CUDA kernel is 6x slower in model than in a separate benchmark

shshao · February 16, 2023, 9:41pm

A kernel only takes 0.08ms in a standalone single-kernel benchmark, but in an actual model that runs many kernels sequentially, the same kernel takes 0.5ms based on Nsight system. I also tried using cuda event and it gave the same latency. I think this is not expected because there should be no context switch or resource contention. What can be the cause?

FYI model/kernel is warmed up in both cases. And the kernel is just a CUTLASS conv kernel.

Robert_Crovella · February 17, 2023, 2:59pm

A common factor in such cases is other activity on the GPU. A kernel that is memory bandwidth bound, for example, will generally run slower when there are other users/consumers of GPU memory bandwidth.

shshao · February 17, 2023, 5:51pm

If you are talking about the other activity than the model, I believe there wasn’t. If you are talking about the other kernels in the model, as I said they are run sequentially, so I guess they are irrelevant?

Robert_Crovella · February 17, 2023, 6:01pm

They might be irrelevant. If there are no data copying to or from the GPU in any of this, or other consumers of GPU bandwidth such as encoder/decoder activity, then my suggestion may be irrelevant.

I don’t know to a certainty what is happening, and if you’re convinced the two cases should be identical, then there is certainly not enough info here for me to suggest anything else. Good luck!

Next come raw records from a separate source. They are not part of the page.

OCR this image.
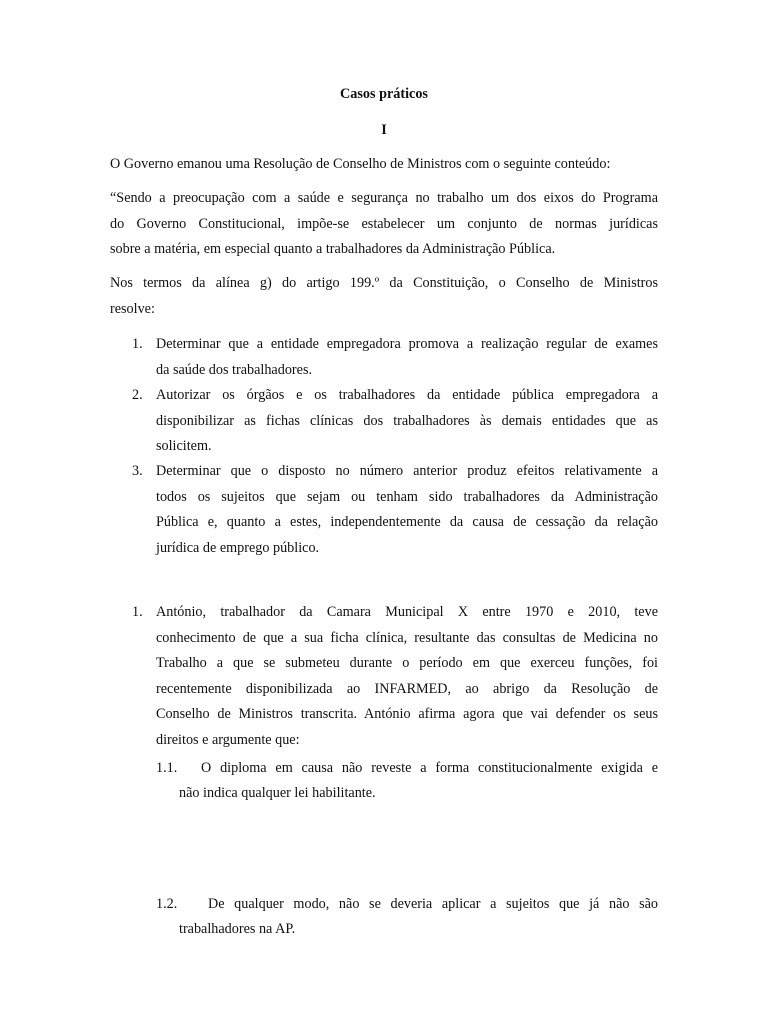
Casos práticos
I
O Governo emanou uma Resolução de Conselho de Ministros com o seguinte conteúdo:
“Sendo a preocupação com a saúde e segurança no trabalho um dos eixos do Programa
do Governo Constitucional, impõe-se estabelecer um conjunto de normas jurídicas
sobre a matéria, em especial quanto a trabalhadores da Administração Pública.
Nos termos da alínea g) do artigo 199.º da Constituição, o Conselho de Ministros
resolve:
1. Determinar que a entidade empregadora promova a realização regular de exames
da saúde dos trabalhadores.
2. Autorizar os órgãos e os trabalhadores da entidade pública empregadora a
disponibilizar as fichas clínicas dos trabalhadores às demais entidades que as
solicitem.
3. Determinar que o disposto no número anterior produz efeitos relativamente a
todos os sujeitos que sejam ou tenham sido trabalhadores da Administração
Pública e, quanto a estes, independentemente da causa de cessação da relação
jurídica de emprego público.
1. António, trabalhador da Camara Municipal X entre 1970 e 2010, teve
conhecimento de que a sua ficha clínica, resultante das consultas de Medicina no
Trabalho a que se submeteu durante o período em que exerceu funções, foi
recentemente disponibilizada ao INFARMED, ao abrigo da Resolução de
Conselho de Ministros transcrita. António afirma agora que vai defender os seus
direitos e argumente que:
1.1. O diploma em causa não reveste a forma constitucionalmente exigida e
não indica qualquer lei habilitante.
1.2. De qualquer modo, não se deveria aplicar a sujeitos que já não são
trabalhadores na AP.
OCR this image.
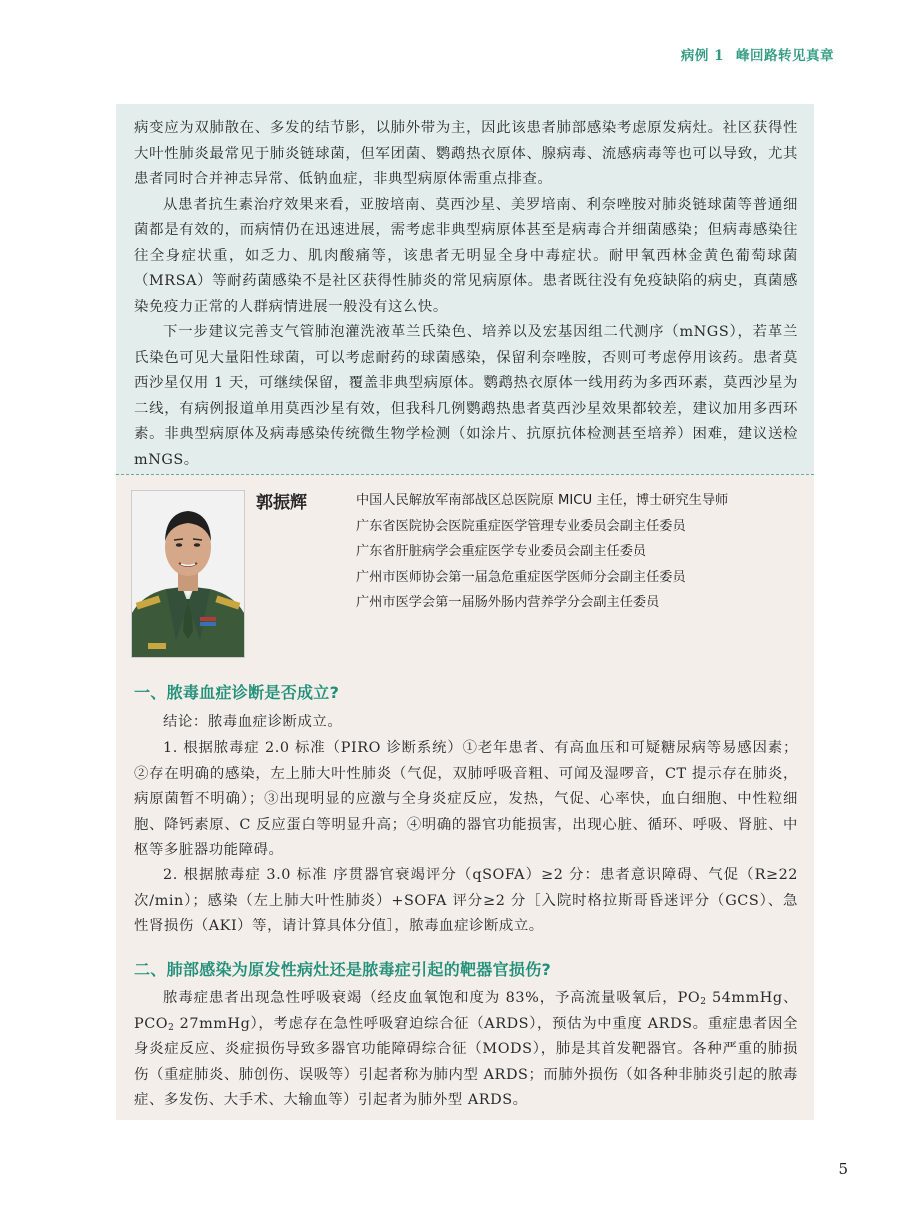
病例 1 峰回路转见真章

病变应为双肺散在、多发的结节影，以肺外带为主，因此该患者肺部感染考虑原发病灶。社区获得性大叶性肺炎最常见于肺炎链球菌，但军团菌、鹦鹉热衣原体、腺病毒、流感病毒等也可以导致，尤其患者同时合并神志异常、低钠血症，非典型病原体需重点排查。

从患者抗生素治疗效果来看，亚胺培南、莫西沙星、美罗培南、利奈唑胺对肺炎链球菌等普通细菌都是有效的，而病情仍在迅速进展，需考虑非典型病原体甚至是病毒合并细菌感染；但病毒感染往往全身症状重，如乏力、肌肉酸痛等，该患者无明显全身中毒症状。耐甲氧西林金黄色葡萄球菌（MRSA）等耐药菌感染不是社区获得性肺炎的常见病原体。患者既往没有免疫缺陷的病史，真菌感染免疫力正常的人群病情进展一般没有这么快。

下一步建议完善支气管肺泡灌洗液革兰氏染色、培养以及宏基因组二代测序（mNGS），若革兰氏染色可见大量阳性球菌，可以考虑耐药的球菌感染，保留利奈唑胺，否则可考虑停用该药。患者莫西沙星仅用 1 天，可继续保留，覆盖非典型病原体。鹦鹉热衣原体一线用药为多西环素，莫西沙星为二线，有病例报道单用莫西沙星有效，但我科几例鹦鹉热患者莫西沙星效果都较差，建议加用多西环素。非典型病原体及病毒感染传统微生物学检测（如涂片、抗原抗体检测甚至培养）困难，建议送检 mNGS。

郭振辉	中国人民解放军南部战区总医院原 MICU 主任，博士研究生导师
广东省医院协会医院重症医学管理专业委员会副主任委员
广东省肝脏病学会重症医学专业委员会副主任委员
广州市医师协会第一届急危重症医学医师分会副主任委员
广州市医学会第一届肠外肠内营养学分会副主任委员
一、脓毒血症诊断是否成立?

结论：脓毒血症诊断成立。

1. 根据脓毒症 2.0 标准（PIRO 诊断系统）①老年患者、有高血压和可疑糖尿病等易感因素；②存在明确的感染，左上肺大叶性肺炎（气促，双肺呼吸音粗、可闻及湿啰音，CT 提示存在肺炎，病原菌暂不明确）；③出现明显的应激与全身炎症反应，发热，气促、心率快，血白细胞、中性粒细胞、降钙素原、C 反应蛋白等明显升高；④明确的器官功能损害，出现心脏、循环、呼吸、肾脏、中枢等多脏器功能障碍。

2. 根据脓毒症 3.0 标准 序贯器官衰竭评分（qSOFA）≥2 分：患者意识障碍、气促（R≥22 次/min）；感染（左上肺大叶性肺炎）+SOFA 评分≥2 分［入院时格拉斯哥昏迷评分（GCS）、急性肾损伤（AKI）等，请计算具体分值］，脓毒血症诊断成立。

二、肺部感染为原发性病灶还是脓毒症引起的靶器官损伤?

脓毒症患者出现急性呼吸衰竭（经皮血氧饱和度为 83%，予高流量吸氧后，$PO_2$ 54mmHg、$PCO_2$ 27mmHg），考虑存在急性呼吸窘迫综合征（ARDS），预估为中重度 ARDS。重症患者因全身炎症反应、炎症损伤导致多器官功能障碍综合征（MODS），肺是其首发靶器官。各种严重的肺损伤（重症肺炎、肺创伤、误吸等）引起者称为肺内型 ARDS；而肺外损伤（如各种非肺炎引起的脓毒症、多发伤、大手术、大输血等）引起者为肺外型 ARDS。

5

shshao · February 17, 2023, 6:30pm

Thanks! Is there any suggestion what tools/metrics are useful to further debug this? For example, I would like to see the breakdown of the kernel latency in both cases and compare them.

Robert_Crovella · February 17, 2023, 7:31pm

You can use nsight compute to get an indication of why the kernel behavior might be different in both cases. I don’t have any specific metric suggestions to start with, instead I would follow a general strategy like the one outlined here.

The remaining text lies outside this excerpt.